The Sun is not made of burning hydrogen. Burning is a reaction that releases heat (exothermic) when a fuel combines with an oxidant (usually oxygen). There is very little oxygen on the sun (less than 1%), though still a huge amount compared to the amount on earth. So there is not enough oxygen to burn all the hydrogen up. Even if there was, the Sun would have burned out a long time ago.
What happens instead is nuclear fusion. Nuclear fusion is what happens in a nuclear fusion bomb (not like the ones dropped on Japan, those we nuclear fission). In this case, at the center of the Sun, there is immense heat and pressure (13,000,000 degrees Kelvin, 340 billion times Earth's Air pressure). This forces the hydrogen molecules together into helium and turns a tiny percentage of their mass into energy. This energy then goes out to the surface and eventually reaches the earth. Astronomers call this process "Hydrogen Burning" (facepalm). But it doesn't happen at the surface anyway.
So the hydrogen isn't glowing because it's !!hydrogen!!, It's glowing because the hydrogen is so hot. The know how metal glows when you heat it? It's the exact same thing.
The Sun fuses 4.4 Billion Kilograms of Hydrogen per second. There is enough hydrogen to last 80 Billion years. However, due to various circumstances, the sun will become a red giant in a mere 5 billion years.

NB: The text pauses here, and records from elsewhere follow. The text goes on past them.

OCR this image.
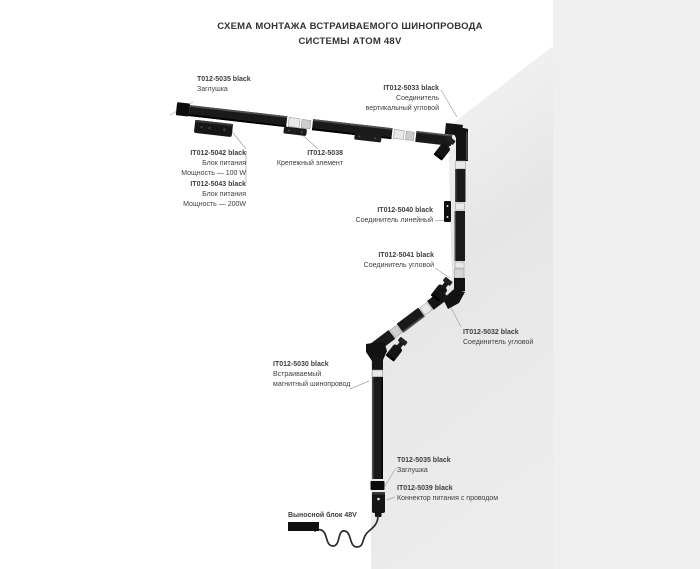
СХЕМА МОНТАЖА ВСТРАИВАЕМОГО ШИНОПРОВОДА
СИСТЕМЫ АТОМ 48V
T012-5035 black
Заглушка	IT012-5033 black
Соединитель
вертикальный угловой
IT012-5042 black
Блок питания
Мощность — 100 W
IT012-5043 black
Блок питания
Мощность — 200W
IT012-5038
Крепежный элемент
IT012-5040 black
Соединитель линейный
IT012-5041 black
Соединитель угловой
IT012-5032 black
Соединитель угловой
IT012-5030 black
Встраиваемый
магнитный шинопровод
T012-5035 black
Заглушка
IT012-5039 black
Коннектор питания с проводом
Выносной блок 48V
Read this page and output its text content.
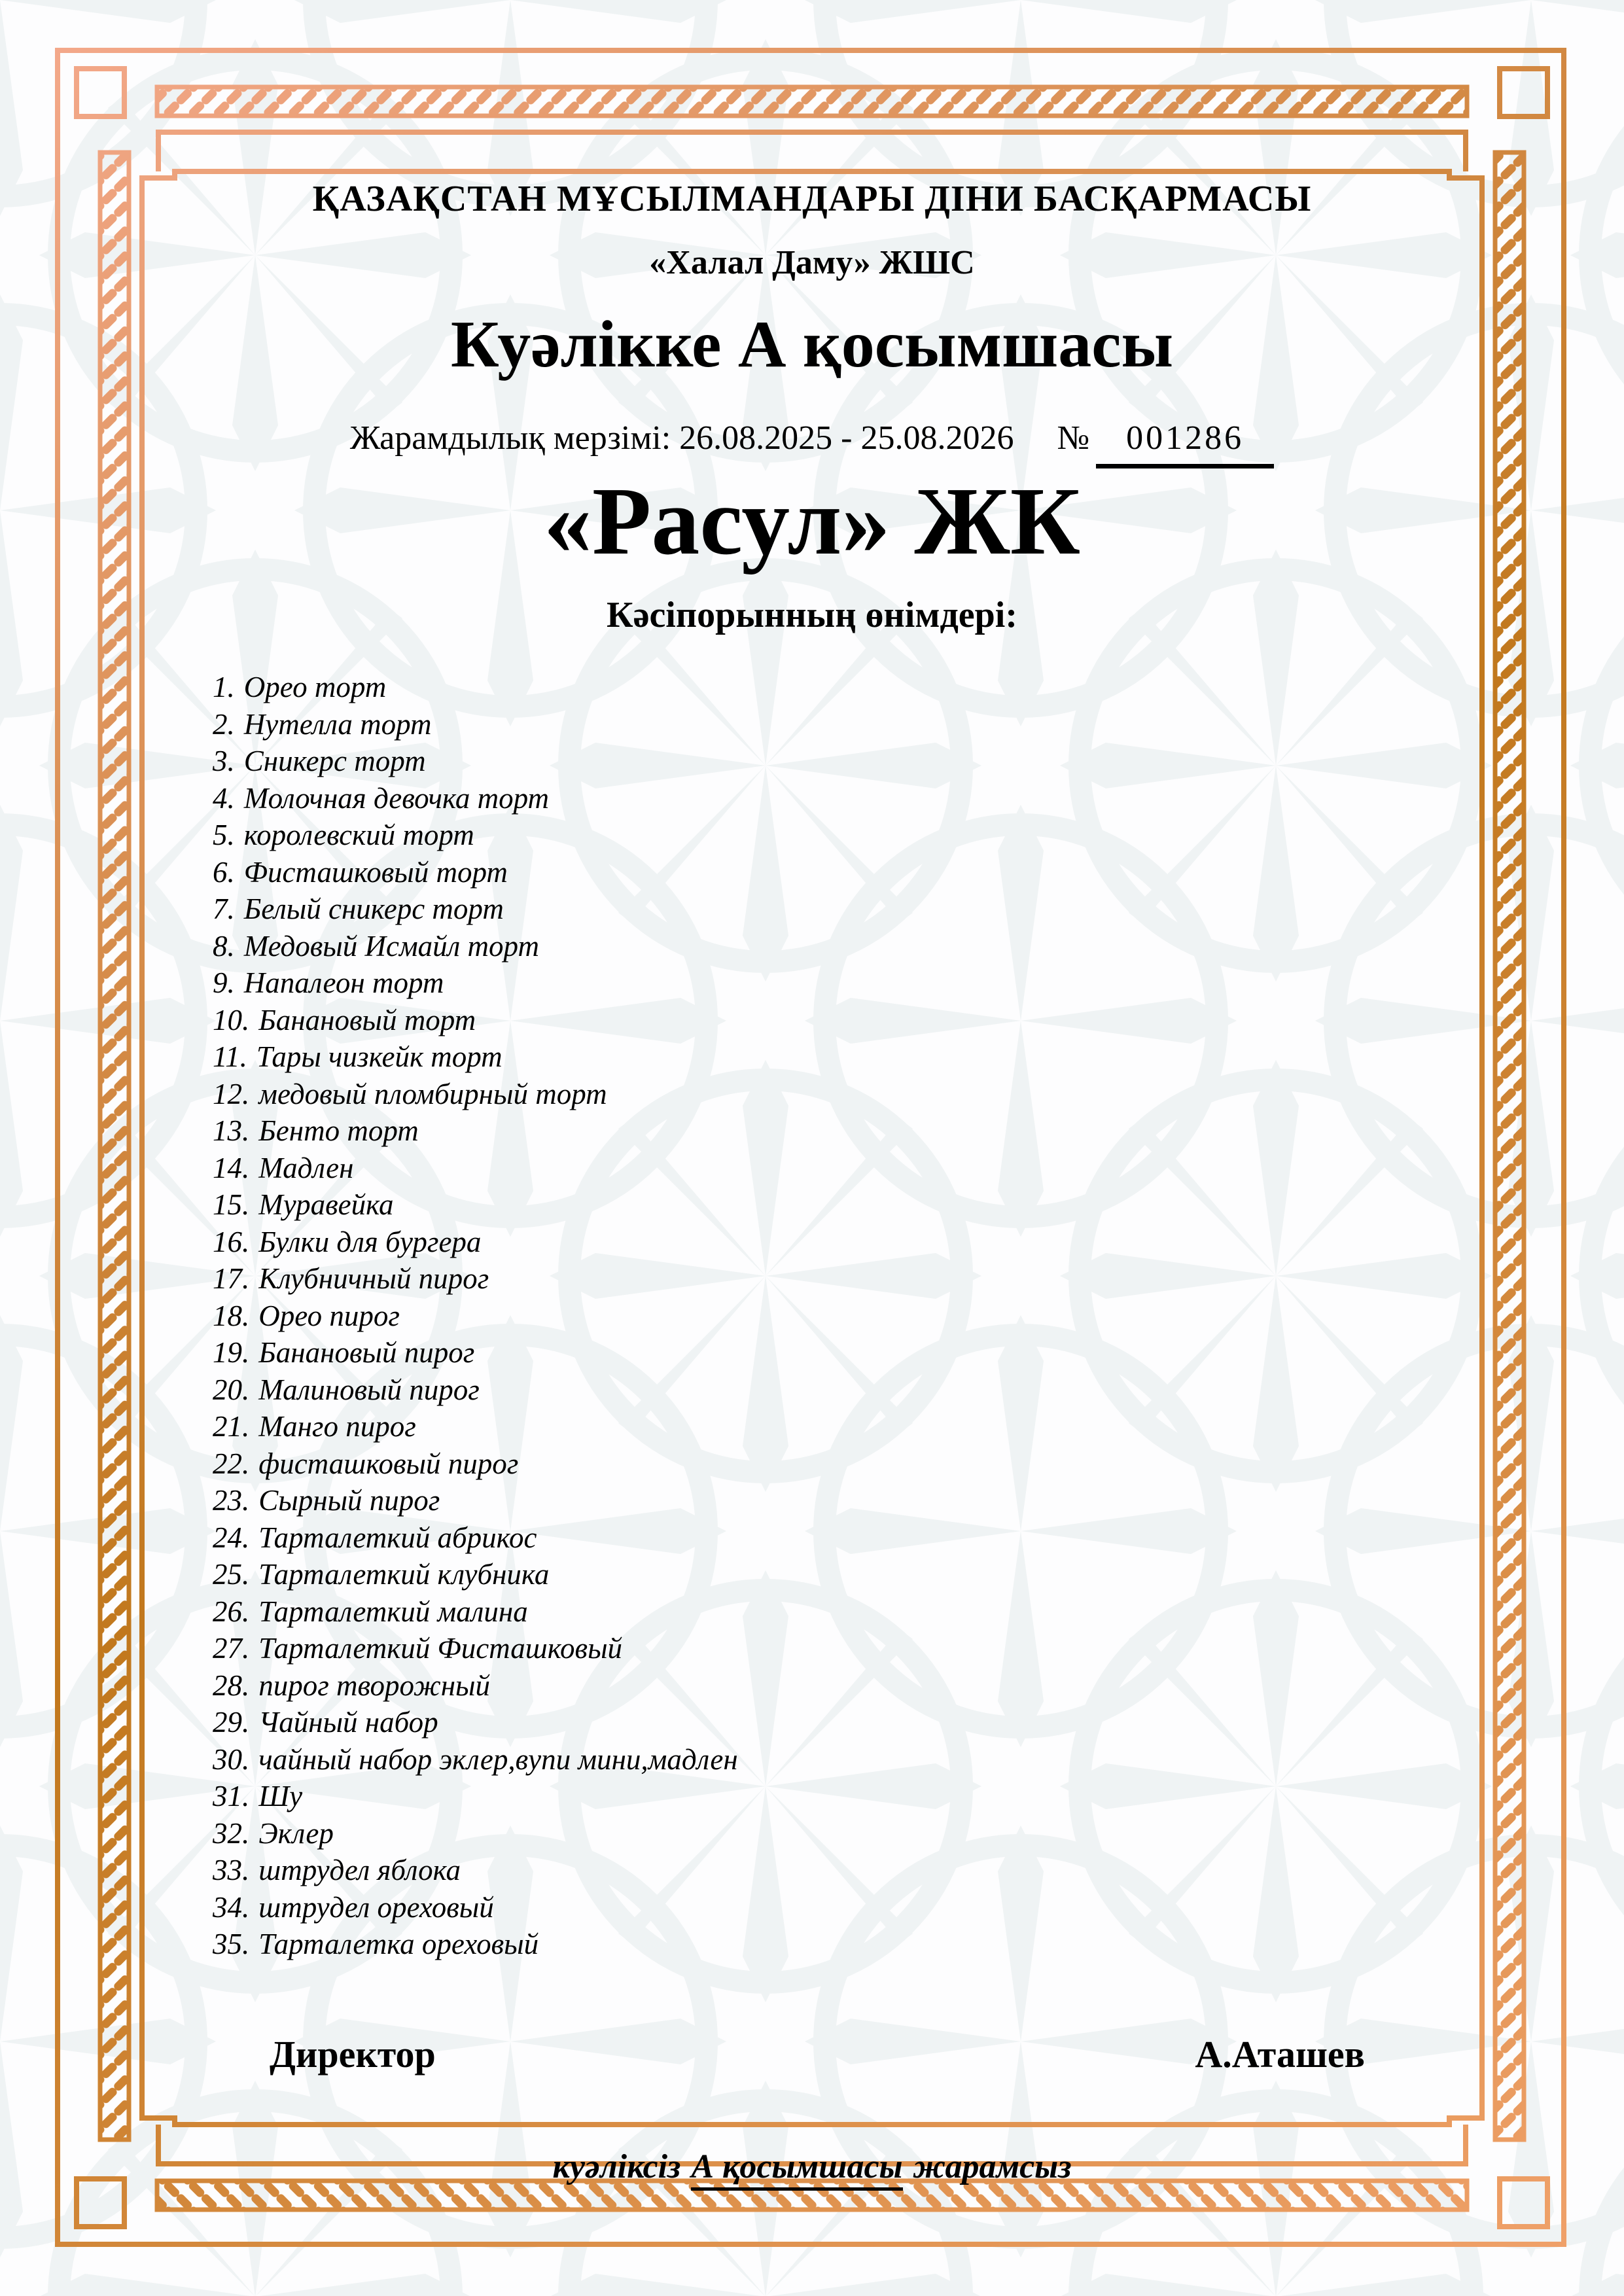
ҚАЗАҚСТАН МҰСЫЛМАНДАРЫ ДІНИ БАСҚАРМАСЫ
«Халал Даму» ЖШС
Куәлікке А қосымшасы
Жарамдылық мерзімі: 26.08.2025 - 25.08.2026 №	001286
«Расул» ЖК
Кәсіпорынның өнімдері:
Орео торт
Нутелла торт
Сникерс торт
Молочная девочка торт
королевский торт
Фисташковый торт
Белый сникерс торт
Медовый Исмайл торт
Напалеон торт
Банановый торт
Тары чизкейк торт
медовый пломбирный торт
Бенто торт
Мадлен
Муравейка
Булки для бургера
Клубничный пирог
Орео пирог
Банановый пирог
Малиновый пирог
Манго пирог
фисташковый пирог
Сырный пирог
Тарталеткий абрикос
Тарталеткий клубника
Тарталеткий малина
Тарталеткий Фисташковый
пирог творожный
Чайный набор
чайный набор эклер,вупи мини,мадлен
Шу
Эклер
штрудел яблока
штрудел ореховый
Тарталетка ореховый
Директор	А.Аташев
куәліксіз А қосымшасы жарамсыз
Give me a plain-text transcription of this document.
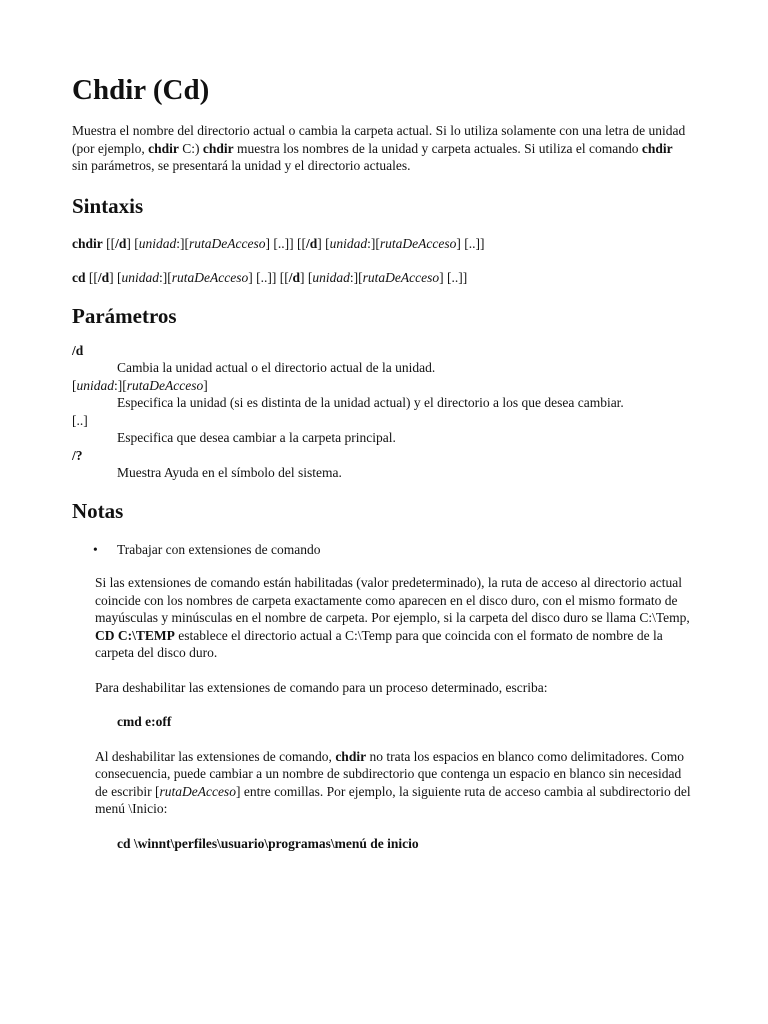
Chdir (Cd)

Muestra el nombre del directorio actual o cambia la carpeta actual. Si lo utiliza solamente con una letra de unidad (por ejemplo, chdir C:) chdir muestra los nombres de la unidad y carpeta actuales. Si utiliza el comando chdir sin parámetros, se presentará la unidad y el directorio actuales.

Sintaxis

chdir [[/d] [unidad:][rutaDeAcceso] [..]] [[/d] [unidad:][rutaDeAcceso] [..]]

cd [[/d] [unidad:][rutaDeAcceso] [..]] [[/d] [unidad:][rutaDeAcceso] [..]]

Parámetros
/d
Cambia la unidad actual o el directorio actual de la unidad.
[unidad:][rutaDeAcceso]
Especifica la unidad (si es distinta de la unidad actual) y el directorio a los que desea cambiar.
[..]
Especifica que desea cambiar a la carpeta principal.
/?
Muestra Ayuda en el símbolo del sistema.
Notas
• Trabajar con extensiones de comando

Si las extensiones de comando están habilitadas (valor predeterminado), la ruta de acceso al directorio actual coincide con los nombres de carpeta exactamente como aparecen en el disco duro, con el mismo formato de mayúsculas y minúsculas en el nombre de carpeta. Por ejemplo, si la carpeta del disco duro se llama C:\Temp, CD C:\TEMP establece el directorio actual a C:\Temp para que coincida con el formato de nombre de la carpeta del disco duro.

Para deshabilitar las extensiones de comando para un proceso determinado, escriba:

cmd e:off

Al deshabilitar las extensiones de comando, chdir no trata los espacios en blanco como delimitadores. Como consecuencia, puede cambiar a un nombre de subdirectorio que contenga un espacio en blanco sin necesidad de escribir [rutaDeAcceso] entre comillas. Por ejemplo, la siguiente ruta de acceso cambia al subdirectorio del menú \Inicio:

cd \winnt\perfiles\usuario\programas\menú de inicio
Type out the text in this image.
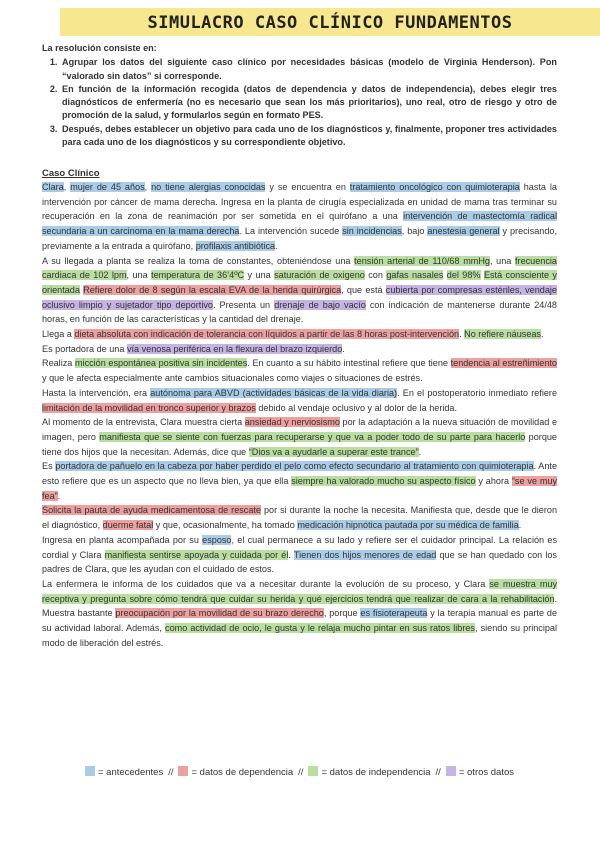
SIMULACRO CASO CLÍNICO FUNDAMENTOS

La resolución consiste en:

1. Agrupar los datos del siguiente caso clínico por necesidades básicas (modelo de Virginia Henderson). Pon “valorado sin datos” si corresponde.
2. En función de la información recogida (datos de dependencia y datos de independencia), debes elegir tres diagnósticos de enfermería (no es necesario que sean los más prioritarios), uno real, otro de riesgo y otro de promoción de la salud, y formularlos según en formato PES.
3. Después, debes establecer un objetivo para cada uno de los diagnósticos y, finalmente, proponer tres actividades para cada uno de los diagnósticos y su correspondiente objetivo.
Caso Clínico

Clara, mujer de 45 años, no tiene alergias conocidas y se encuentra en tratamiento oncológico con quimioterapia hasta la intervención por cáncer de mama derecha. Ingresa en la planta de cirugía especializada en unidad de mama tras terminar su recuperación en la zona de reanimación por ser sometida en el quirófano a una intervención de mastectomía radical secundaria a un carcinoma en la mama derecha. La intervención sucede sin incidencias, bajo anestesia general y precisando, previamente a la entrada a quirófano, profilaxis antibiótica.

A su llegada a planta se realiza la toma de constantes, obteniéndose una tensión arterial de 110/68 mmHg, una frecuencia cardiaca de 102 lpm, una temperatura de 36’4ºC y una saturación de oxigeno con gafas nasales del 98% Está consciente y orientada Refiere dolor de 8 según la escala EVA de la herida quirúrgica, que está cubierta por compresas estériles, vendaje oclusivo limpio y sujetador tipo deportivo. Presenta un drenaje de bajo vacío con indicación de mantenerse durante 24/48 horas, en función de las características y la cantidad del drenaje.

Llega a dieta absoluta con indicación de tolerancia con líquidos a partir de las 8 horas post-intervención. No refiere náuseas.

Es portadora de una vía venosa periférica en la flexura del brazo izquierdo.

Realiza micción espontánea positiva sin incidentes. En cuanto a su hábito intestinal refiere que tiene tendencia al estreñimiento y que le afecta especialmente ante cambios situacionales como viajes o situaciones de estrés.

Hasta la intervención, era autónoma para ABVD (actividades básicas de la vida diaria). En el postoperatorio inmediato refiere limitación de la movilidad en tronco superior y brazos debido al vendaje oclusivo y al dolor de la herida.

Al momento de la entrevista, Clara muestra cierta ansiedad y nerviosismo por la adaptación a la nueva situación de movilidad e imagen, pero manifiesta que se siente con fuerzas para recuperarse y que va a poder todo de su parte para hacerlo porque tiene dos hijos que la necesitan. Además, dice que “Dios va a ayudarle a superar este trance”.

Es portadora de pañuelo en la cabeza por haber perdido el pelo como efecto secundario al tratamiento con quimioterapia. Ante esto refiere que es un aspecto que no lleva bien, ya que ella siempre ha valorado mucho su aspecto físico y ahora “se ve muy fea”.

Solicita la pauta de ayuda medicamentosa de rescate por si durante la noche la necesita. Manifiesta que, desde que le dieron el diagnóstico, duerme fatal y que, ocasionalmente, ha tomado medicación hipnótica pautada por su médica de familia.

Ingresa en planta acompañada por su esposo, el cual permanece a su lado y refiere ser el cuidador principal. La relación es cordial y Clara manifiesta sentirse apoyada y cuidada por él. Tienen dos hijos menores de edad que se han quedado con los padres de Clara, que les ayudan con el cuidado de estos.

La enfermera le informa de los cuidados que va a necesitar durante la evolución de su proceso, y Clara se muestra muy receptiva y pregunta sobre cómo tendrá que cuidar su herida y qué ejercicios tendrá que realizar de cara a la rehabilitación. Muestra bastante preocupación por la movilidad de su brazo derecho, porque es fisioterapeuta y la terapia manual es parte de su actividad laboral. Además, como actividad de ocio, le gusta y le relaja mucho pintar en sus ratos libres, siendo su principal modo de liberación del estrés.

= antecedentes // = datos de dependencia // = datos de independencia // = otros datos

It takes 8 minutes for light to go from the surface of the sun to the earth. It takes 10,000 to 170,000 years for light to reach the surface of the sun from the core.
The Sun contains 99.85% of the mass of our solar system. A tiny percentage of it, 00.16% is made of iron. This if more iron (by mass) than the combined masses of all the non-gaseous astronomical bodies in the Solar System(Mercury, Venus, Earth, Mars,Pluto, The Asteroids, The Comets, and all the Moons and Satellites) combined. So the sun not only has more iron that those planets, it has more iron than we have anything at all.
That being said. I'm pretty sure we can get past the hydrogen the same way we get past aquifers. Now where did I put those wooden screwpumps?